Why is that left-wing commentators like Baxter seem to want us to forget the Left's own Euroscepticism which looms from a not so distant past? It was Labour leader Hugh Gaitskell who condemned Britain's the idea of Britain's entry to the Common Market as promising "the end of Britain as an independent nation ... the end of a thousand years of history". As recently as 1983 it was part of Michael Foot's manifesto to withdraw from the EEC. Talk about parties tearing themselves apart, as the anti-anti-EU crowd often describe the squabbles of today's Tories. That manifesto was not called "the longest suicide note in history" for nothing. It seems to be that only after 1988 did Labour become pro-Europe overall. Yet now some of that old Eurospecticism has bubbled back up again, even on the Labour front benches with Ed Balls and Douglas Alexander being particular exemplars of this. Peter Oborne charts that story pretty well here: http://blogs.telegraph.co.uk/news/peteroborne/100084808/its-taken-decades-but-labour-has-seen-the-light-on-europe/


There is no logical reason why the Left should be more pro-EU than the Right. At least not the Left that isn't prepared to pursue vaguely defined internationalist utopias at the expense of demcratic rights and sound economics, that is...Perhaps in the sphere of debate on Europe we are seeing the return of that Left. Not a moment too soon.

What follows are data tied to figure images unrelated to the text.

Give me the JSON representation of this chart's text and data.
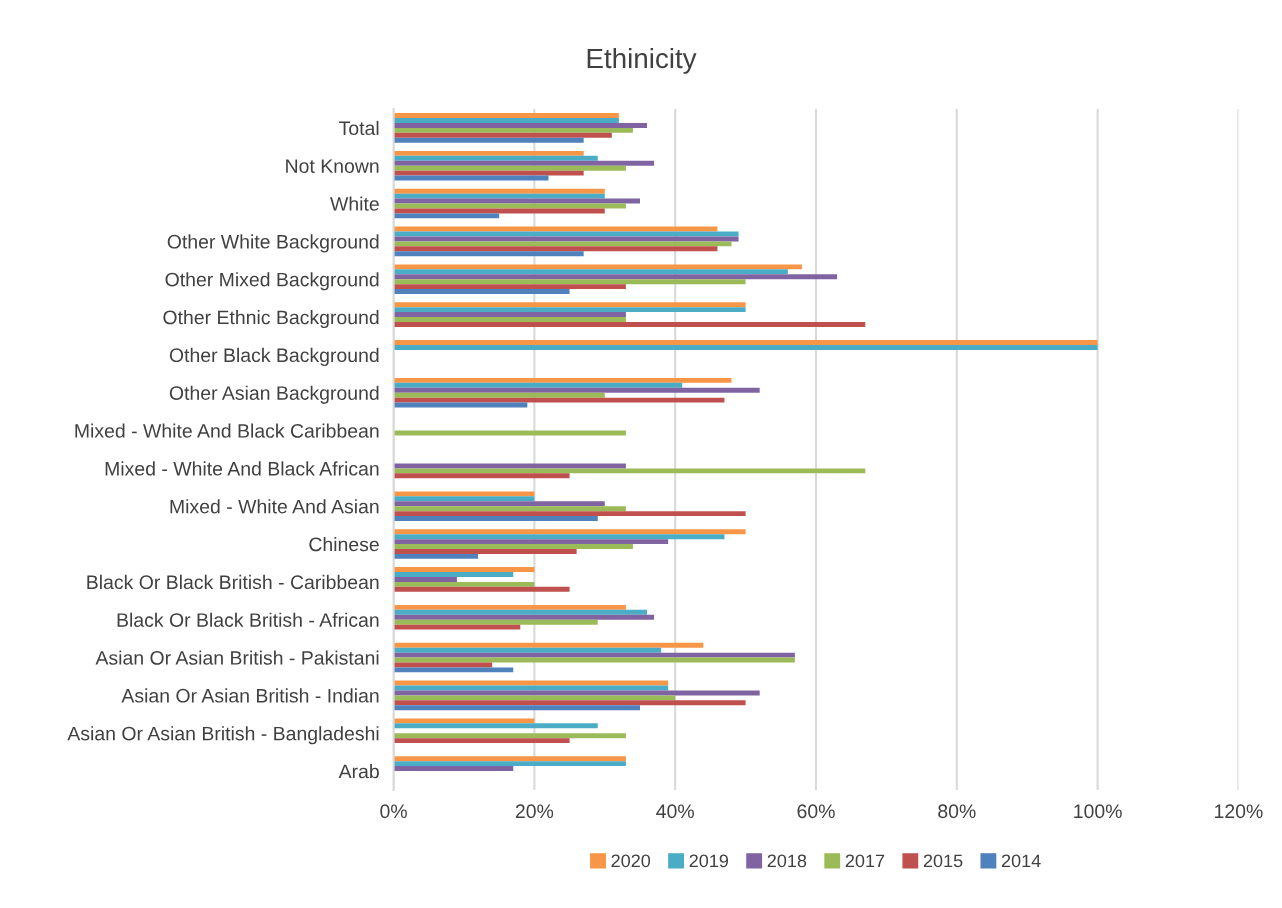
{
  "chart_data": {
    "type": "bar",
    "orientation": "horizontal",
    "title": "Ethinicity",
    "categories": [
      "Total",
      "Not Known",
      "White",
      "Other White Background",
      "Other Mixed Background",
      "Other Ethnic Background",
      "Other Black Background",
      "Other Asian Background",
      "Mixed - White And Black Caribbean",
      "Mixed - White And Black African",
      "Mixed - White And Asian",
      "Chinese",
      "Black Or Black British - Caribbean",
      "Black Or Black British - African",
      "Asian Or Asian British - Pakistani",
      "Asian Or Asian British - Indian",
      "Asian Or Asian British - Bangladeshi",
      "Arab"
    ],
    "series": [
      {
        "name": "2020",
        "color": "#f79646",
        "values": [
          32,
          27,
          30,
          46,
          58,
          50,
          100,
          48,
          null,
          null,
          20,
          50,
          20,
          33,
          44,
          39,
          20,
          33
        ]
      },
      {
        "name": "2019",
        "color": "#4bacc6",
        "values": [
          32,
          29,
          30,
          49,
          56,
          50,
          100,
          41,
          null,
          null,
          20,
          47,
          17,
          36,
          38,
          39,
          29,
          33
        ]
      },
      {
        "name": "2018",
        "color": "#8064a2",
        "values": [
          36,
          37,
          35,
          49,
          63,
          33,
          null,
          52,
          null,
          33,
          30,
          39,
          9,
          37,
          57,
          52,
          null,
          17
        ]
      },
      {
        "name": "2017",
        "color": "#9bbb59",
        "values": [
          34,
          33,
          33,
          48,
          50,
          33,
          null,
          30,
          33,
          67,
          33,
          34,
          20,
          29,
          57,
          40,
          33,
          null
        ]
      },
      {
        "name": "2015",
        "color": "#c0504d",
        "values": [
          31,
          27,
          30,
          46,
          33,
          67,
          null,
          47,
          null,
          25,
          50,
          26,
          25,
          18,
          14,
          50,
          25,
          null
        ]
      },
      {
        "name": "2014",
        "color": "#4f81bd",
        "values": [
          27,
          22,
          15,
          27,
          25,
          null,
          null,
          19,
          null,
          null,
          29,
          12,
          null,
          null,
          17,
          35,
          null,
          null
        ]
      }
    ],
    "xlim": [
      0,
      120
    ],
    "xticks": [
      {
        "value": 0,
        "label": "0%"
      },
      {
        "value": 20,
        "label": "20%"
      },
      {
        "value": 40,
        "label": "40%"
      },
      {
        "value": 60,
        "label": "60%"
      },
      {
        "value": 80,
        "label": "80%"
      },
      {
        "value": 100,
        "label": "100%"
      },
      {
        "value": 120,
        "label": "120%"
      }
    ],
    "grid": "x",
    "legend": "bottom"
  }
}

My own conscience on the prospect of an EU referendum - not that, in seriousness, one is on the cards for the foreseeable future - is, like the Conservative Party itself, wracked by internal division. I think that, deep down, I have always been a Eurospectic of a sort; even in the 2009 European elections, aged 19, I seriously considered voting for the front organisation cobbled together by Bob Crow, the Communist Party of Britain and assorted other far leftists 'No 2 EU, Yes 2 Democracy' (I voted Green in the end).

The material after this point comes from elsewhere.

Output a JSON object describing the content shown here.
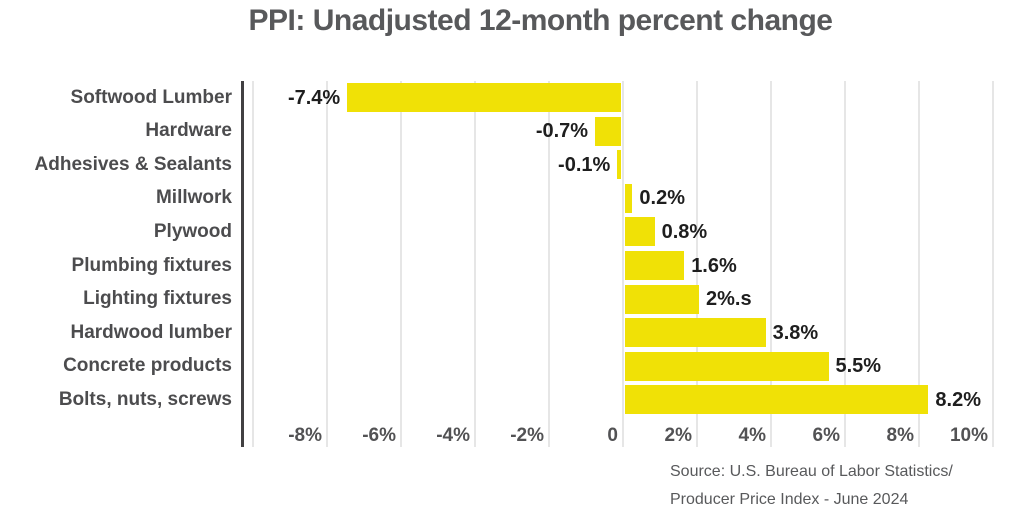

That was not down to any lingering sympathy for radical left-wing politics; by then that was dead in me. It was down to a) finding an organisation that had to ask the Irish people a second time in a Treaty referendum after receiving the answer it didn't want the first time strange at best, contemptible at worst; and b) well...I was hardly at a point in my life where I was going to vote UKIP was I? I do think there is something strange - contemptible - about much in the way the EU behaves. There is a very strong yearning in me to see some kind of democratic slap in the face of the EU's unelected 'President' Herman van Rompuy and 'Foreign Minister' Baroness Ashton. Or should that be 'Presidents'; let's not forget Jose Manuel Barroso. That slap may just come from a popular mandate from Britain saying "we've had enough". Poll after poll suggests such a result would not be beyond the realms of imagination.

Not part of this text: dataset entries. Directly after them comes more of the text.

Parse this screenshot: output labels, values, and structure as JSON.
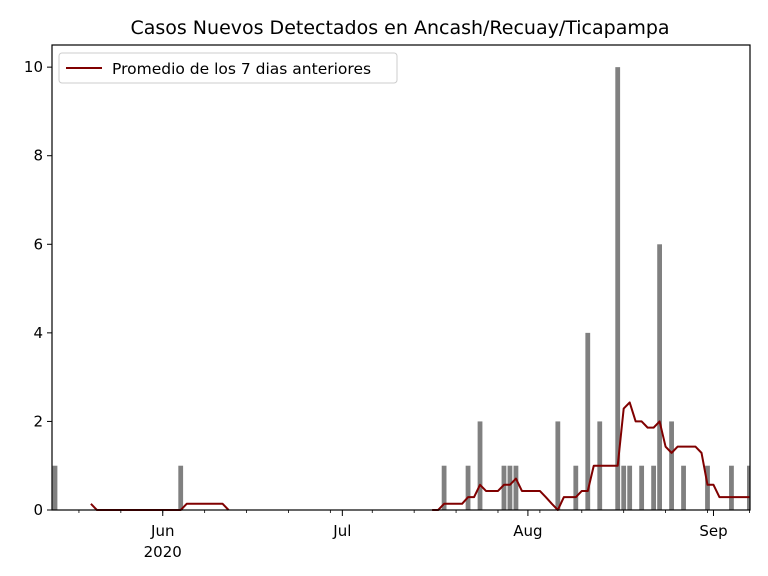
{
  "chart_data": {
    "type": "bar",
    "title": "Casos Nuevos Detectados en Ancash/Recuay/Ticapampa",
    "xlabel": "",
    "ylabel": "",
    "x_range": [
      "2020-05-14",
      "2020-09-07"
    ],
    "ylim": [
      0,
      10.5
    ],
    "y_ticks": [
      0,
      2,
      4,
      6,
      8,
      10
    ],
    "x_ticks": [
      {
        "date": "2020-06-01",
        "label": "Jun",
        "sublabel": "2020"
      },
      {
        "date": "2020-07-01",
        "label": "Jul",
        "sublabel": ""
      },
      {
        "date": "2020-08-01",
        "label": "Aug",
        "sublabel": ""
      },
      {
        "date": "2020-09-01",
        "label": "Sep",
        "sublabel": ""
      }
    ],
    "grid": false,
    "legend_position": "upper-left",
    "bars": {
      "color": "#808080",
      "points": [
        {
          "date": "2020-05-14",
          "value": 1
        },
        {
          "date": "2020-06-04",
          "value": 1
        },
        {
          "date": "2020-07-18",
          "value": 1
        },
        {
          "date": "2020-07-22",
          "value": 1
        },
        {
          "date": "2020-07-24",
          "value": 2
        },
        {
          "date": "2020-07-28",
          "value": 1
        },
        {
          "date": "2020-07-29",
          "value": 1
        },
        {
          "date": "2020-07-30",
          "value": 1
        },
        {
          "date": "2020-08-06",
          "value": 2
        },
        {
          "date": "2020-08-09",
          "value": 1
        },
        {
          "date": "2020-08-11",
          "value": 4
        },
        {
          "date": "2020-08-13",
          "value": 2
        },
        {
          "date": "2020-08-16",
          "value": 10
        },
        {
          "date": "2020-08-17",
          "value": 1
        },
        {
          "date": "2020-08-18",
          "value": 1
        },
        {
          "date": "2020-08-20",
          "value": 1
        },
        {
          "date": "2020-08-22",
          "value": 1
        },
        {
          "date": "2020-08-23",
          "value": 6
        },
        {
          "date": "2020-08-25",
          "value": 2
        },
        {
          "date": "2020-08-27",
          "value": 1
        },
        {
          "date": "2020-08-31",
          "value": 1
        },
        {
          "date": "2020-09-04",
          "value": 1
        },
        {
          "date": "2020-09-07",
          "value": 1
        }
      ]
    },
    "series": [
      {
        "name": "Promedio de los 7 dias anteriores",
        "color": "#800000",
        "x": [
          "2020-05-20",
          "2020-05-21",
          "2020-05-22",
          "2020-05-23",
          "2020-05-24",
          "2020-05-25",
          "2020-05-26",
          "2020-05-27",
          "2020-05-28",
          "2020-05-29",
          "2020-05-30",
          "2020-05-31",
          "2020-06-01",
          "2020-06-02",
          "2020-06-03",
          "2020-06-04",
          "2020-06-05",
          "2020-06-06",
          "2020-06-07",
          "2020-06-08",
          "2020-06-09",
          "2020-06-10",
          "2020-06-11",
          "2020-06-12",
          "2020-07-16",
          "2020-07-17",
          "2020-07-18",
          "2020-07-19",
          "2020-07-20",
          "2020-07-21",
          "2020-07-22",
          "2020-07-23",
          "2020-07-24",
          "2020-07-25",
          "2020-07-26",
          "2020-07-27",
          "2020-07-28",
          "2020-07-29",
          "2020-07-30",
          "2020-07-31",
          "2020-08-01",
          "2020-08-02",
          "2020-08-03",
          "2020-08-04",
          "2020-08-05",
          "2020-08-06",
          "2020-08-07",
          "2020-08-08",
          "2020-08-09",
          "2020-08-10",
          "2020-08-11",
          "2020-08-12",
          "2020-08-13",
          "2020-08-14",
          "2020-08-15",
          "2020-08-16",
          "2020-08-17",
          "2020-08-18",
          "2020-08-19",
          "2020-08-20",
          "2020-08-21",
          "2020-08-22",
          "2020-08-23",
          "2020-08-24",
          "2020-08-25",
          "2020-08-26",
          "2020-08-27",
          "2020-08-28",
          "2020-08-29",
          "2020-08-30",
          "2020-08-31",
          "2020-09-01",
          "2020-09-02",
          "2020-09-03",
          "2020-09-04",
          "2020-09-05",
          "2020-09-06",
          "2020-09-07"
        ],
        "values": [
          0.14,
          0,
          0,
          0,
          0,
          0,
          0,
          0,
          0,
          0,
          0,
          0,
          0,
          0,
          0,
          0,
          0.14,
          0.14,
          0.14,
          0.14,
          0.14,
          0.14,
          0.14,
          0,
          0,
          0,
          0.14,
          0.14,
          0.14,
          0.14,
          0.29,
          0.29,
          0.57,
          0.43,
          0.43,
          0.43,
          0.57,
          0.57,
          0.71,
          0.43,
          0.43,
          0.43,
          0.43,
          0.29,
          0.14,
          0,
          0.29,
          0.29,
          0.29,
          0.43,
          0.43,
          1,
          1,
          1,
          1,
          1,
          2.29,
          2.43,
          2,
          2,
          1.86,
          1.86,
          2,
          1.43,
          1.29,
          1.43,
          1.43,
          1.43,
          1.43,
          1.29,
          0.57,
          0.57,
          0.29,
          0.29,
          0.29,
          0.29,
          0.29,
          0.29
        ]
      }
    ]
  }
}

And yet, and yet, I can't help but fear the consequences of that course of action. It is true - as the 'lets get out' Eurosceptics continually point out - that countries have done perfectly well outside the EU, (Switzerland and Norway seem to be the favourites) but the only country to have left the EU having previously been a part of it is Greenland, and that only by default when it left Denmark. Admittedly they too seem to be doing alright (http://blogs.telegraph.co.uk/news/alexsingleton/100065718/why-is-greenland-so-rich-these-days-it-said-goodbye-to-the-eu/) but, for me, a nation with a population of around 56,000 is hardly a reassuring model for a nation of 60 million.


So while I salute the principle of the 'glorious 111', especially Adam Holloway and Stewart Jackson who have laid down their careers over the issue, I have yet to be convinced that the logical ends of their case - in what after all is a very Eurosceptic country - should be similarly applauded.